Par Slim BEN YOUSSEF
La mer tunisienne se vide. Pas sous l’effet du temps, ni d’un cycle naturel. Elle est vidée. Nuit après nuit, au large, des filets dérivants géants — interdits, ravageurs — sont déployés comme des murs invisibles. Tout s’y prend. Les juvéniles, les espèces protégées, les équilibres fragiles. Le fond est labouré, parfois arraché. Ailleurs, des pratiques plus brutales sévissent : explosifs, poisons, techniques proscrites qui transforment la mer en champ de ruines.
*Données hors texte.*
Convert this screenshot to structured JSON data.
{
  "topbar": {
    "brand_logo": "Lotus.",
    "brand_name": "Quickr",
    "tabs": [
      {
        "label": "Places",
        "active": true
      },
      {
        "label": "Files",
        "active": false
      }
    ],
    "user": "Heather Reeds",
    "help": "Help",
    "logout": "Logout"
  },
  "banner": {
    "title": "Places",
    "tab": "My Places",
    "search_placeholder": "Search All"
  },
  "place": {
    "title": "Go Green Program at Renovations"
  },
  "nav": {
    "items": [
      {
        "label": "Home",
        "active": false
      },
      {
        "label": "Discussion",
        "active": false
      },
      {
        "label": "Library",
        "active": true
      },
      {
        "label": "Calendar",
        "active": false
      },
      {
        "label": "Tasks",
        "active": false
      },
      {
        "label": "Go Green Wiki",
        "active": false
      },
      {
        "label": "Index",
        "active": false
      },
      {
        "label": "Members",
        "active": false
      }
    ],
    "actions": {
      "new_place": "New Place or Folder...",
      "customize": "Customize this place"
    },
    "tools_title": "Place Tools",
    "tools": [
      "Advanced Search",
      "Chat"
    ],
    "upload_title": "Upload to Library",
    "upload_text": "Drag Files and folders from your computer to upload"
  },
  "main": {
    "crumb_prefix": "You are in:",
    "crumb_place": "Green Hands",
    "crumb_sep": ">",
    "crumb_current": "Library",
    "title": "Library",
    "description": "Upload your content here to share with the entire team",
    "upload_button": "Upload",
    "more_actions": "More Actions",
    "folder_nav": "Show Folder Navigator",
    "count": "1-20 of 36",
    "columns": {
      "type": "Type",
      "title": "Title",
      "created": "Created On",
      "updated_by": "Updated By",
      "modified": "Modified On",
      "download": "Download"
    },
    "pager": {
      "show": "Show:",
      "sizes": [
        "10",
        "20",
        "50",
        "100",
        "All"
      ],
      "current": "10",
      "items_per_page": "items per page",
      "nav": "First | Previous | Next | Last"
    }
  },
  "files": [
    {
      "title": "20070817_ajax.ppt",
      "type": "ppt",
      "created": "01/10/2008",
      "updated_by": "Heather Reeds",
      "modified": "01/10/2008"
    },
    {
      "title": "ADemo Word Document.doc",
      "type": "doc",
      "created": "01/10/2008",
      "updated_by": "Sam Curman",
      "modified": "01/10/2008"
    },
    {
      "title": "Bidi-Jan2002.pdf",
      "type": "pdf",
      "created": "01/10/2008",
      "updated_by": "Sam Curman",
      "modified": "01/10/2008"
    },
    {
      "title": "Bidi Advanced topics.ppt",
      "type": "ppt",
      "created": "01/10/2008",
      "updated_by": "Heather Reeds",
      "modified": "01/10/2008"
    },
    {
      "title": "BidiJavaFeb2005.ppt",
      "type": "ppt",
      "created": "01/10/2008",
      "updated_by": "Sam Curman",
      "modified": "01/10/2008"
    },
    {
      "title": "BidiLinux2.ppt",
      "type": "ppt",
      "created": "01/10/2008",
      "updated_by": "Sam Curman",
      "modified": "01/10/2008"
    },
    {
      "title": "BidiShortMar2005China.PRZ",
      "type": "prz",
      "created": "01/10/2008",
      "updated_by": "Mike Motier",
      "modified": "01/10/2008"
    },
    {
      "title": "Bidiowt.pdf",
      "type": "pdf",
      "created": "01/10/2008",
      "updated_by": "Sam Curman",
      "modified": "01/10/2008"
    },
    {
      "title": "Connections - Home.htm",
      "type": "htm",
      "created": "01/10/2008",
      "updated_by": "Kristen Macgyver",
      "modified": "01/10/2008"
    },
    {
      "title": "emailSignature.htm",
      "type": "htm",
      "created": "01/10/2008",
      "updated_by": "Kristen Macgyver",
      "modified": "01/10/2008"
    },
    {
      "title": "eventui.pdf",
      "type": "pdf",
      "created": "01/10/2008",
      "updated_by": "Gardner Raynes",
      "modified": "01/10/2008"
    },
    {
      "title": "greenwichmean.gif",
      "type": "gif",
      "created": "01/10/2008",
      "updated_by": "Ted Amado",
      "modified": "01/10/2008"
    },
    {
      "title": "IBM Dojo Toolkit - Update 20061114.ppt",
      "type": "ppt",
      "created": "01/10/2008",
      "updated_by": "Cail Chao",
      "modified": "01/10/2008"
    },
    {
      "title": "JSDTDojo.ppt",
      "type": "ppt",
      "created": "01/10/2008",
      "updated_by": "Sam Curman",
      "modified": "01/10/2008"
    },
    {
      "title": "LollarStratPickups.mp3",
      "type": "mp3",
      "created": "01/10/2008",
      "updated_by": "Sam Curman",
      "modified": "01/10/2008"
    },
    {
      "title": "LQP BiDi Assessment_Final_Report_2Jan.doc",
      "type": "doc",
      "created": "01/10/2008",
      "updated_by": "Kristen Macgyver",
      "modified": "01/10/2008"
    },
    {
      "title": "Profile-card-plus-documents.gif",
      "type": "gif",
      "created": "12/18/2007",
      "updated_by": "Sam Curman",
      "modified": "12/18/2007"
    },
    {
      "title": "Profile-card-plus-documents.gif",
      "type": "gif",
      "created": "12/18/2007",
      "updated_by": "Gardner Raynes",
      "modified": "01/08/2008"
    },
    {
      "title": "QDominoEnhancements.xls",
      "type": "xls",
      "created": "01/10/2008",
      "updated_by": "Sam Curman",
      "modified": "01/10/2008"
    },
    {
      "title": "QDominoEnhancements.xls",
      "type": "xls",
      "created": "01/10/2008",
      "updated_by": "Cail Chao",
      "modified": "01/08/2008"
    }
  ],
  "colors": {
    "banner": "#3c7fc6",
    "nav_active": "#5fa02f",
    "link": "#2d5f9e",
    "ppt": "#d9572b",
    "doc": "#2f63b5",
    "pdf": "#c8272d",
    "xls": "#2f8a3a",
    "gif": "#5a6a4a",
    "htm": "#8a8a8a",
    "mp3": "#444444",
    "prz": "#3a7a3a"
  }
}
Ce qui est pris ne se voit pas toujours. Une part disparaît. Non déclarée, falsifiée, débarquée loin des regards. Le poisson devient une marchandise clandestine. Un circuit parallèle prospère, structuré, connu. Pêcher sans licence, franchir les zones protégées, dépasser les quotas : les infractions se répètent, s’accumulent, s’installent. La pêche illégale a cessé d’être une dérive. Elle s’est organisée.
Les conséquences sont là, concrètes. Des fonds marins dégradés, des stocks qui s’épuisent, une biodiversité qui s’effondre. Une économie entière fragilisée. Les pêcheurs honnêtes s’épuisent à tenir face à ceux qui pillent plus vite. La concurrence devient impossible. À terme, c’est aussi une question de souveraineté alimentaire. Une mer pillée nourrit la dépendance et affame un pays.
Sur les rivages pourtant, d’autres gestes persistent. Silencieux, précis, patients. La pêche à la ligne, la pêche artisanale. Là, on tient un fil. Chaque prise compte. Le lieu est respecté. Le temps s’inscrit dans le geste. Dans les petits ports — Sidi Mechreg, Sidi Daoud, El Haouaria, Hergla, Salakta, Kerkennah, Houmt Souk — la mer se lit comme un texte ancien. Courants, saisons, silences. La barque prolonge une mémoire. Le filet devient écriture transmise. On ramène peu mais ce peu suffit. Il tient dans cette mesure-là, avec la fatigue et une joie sobre.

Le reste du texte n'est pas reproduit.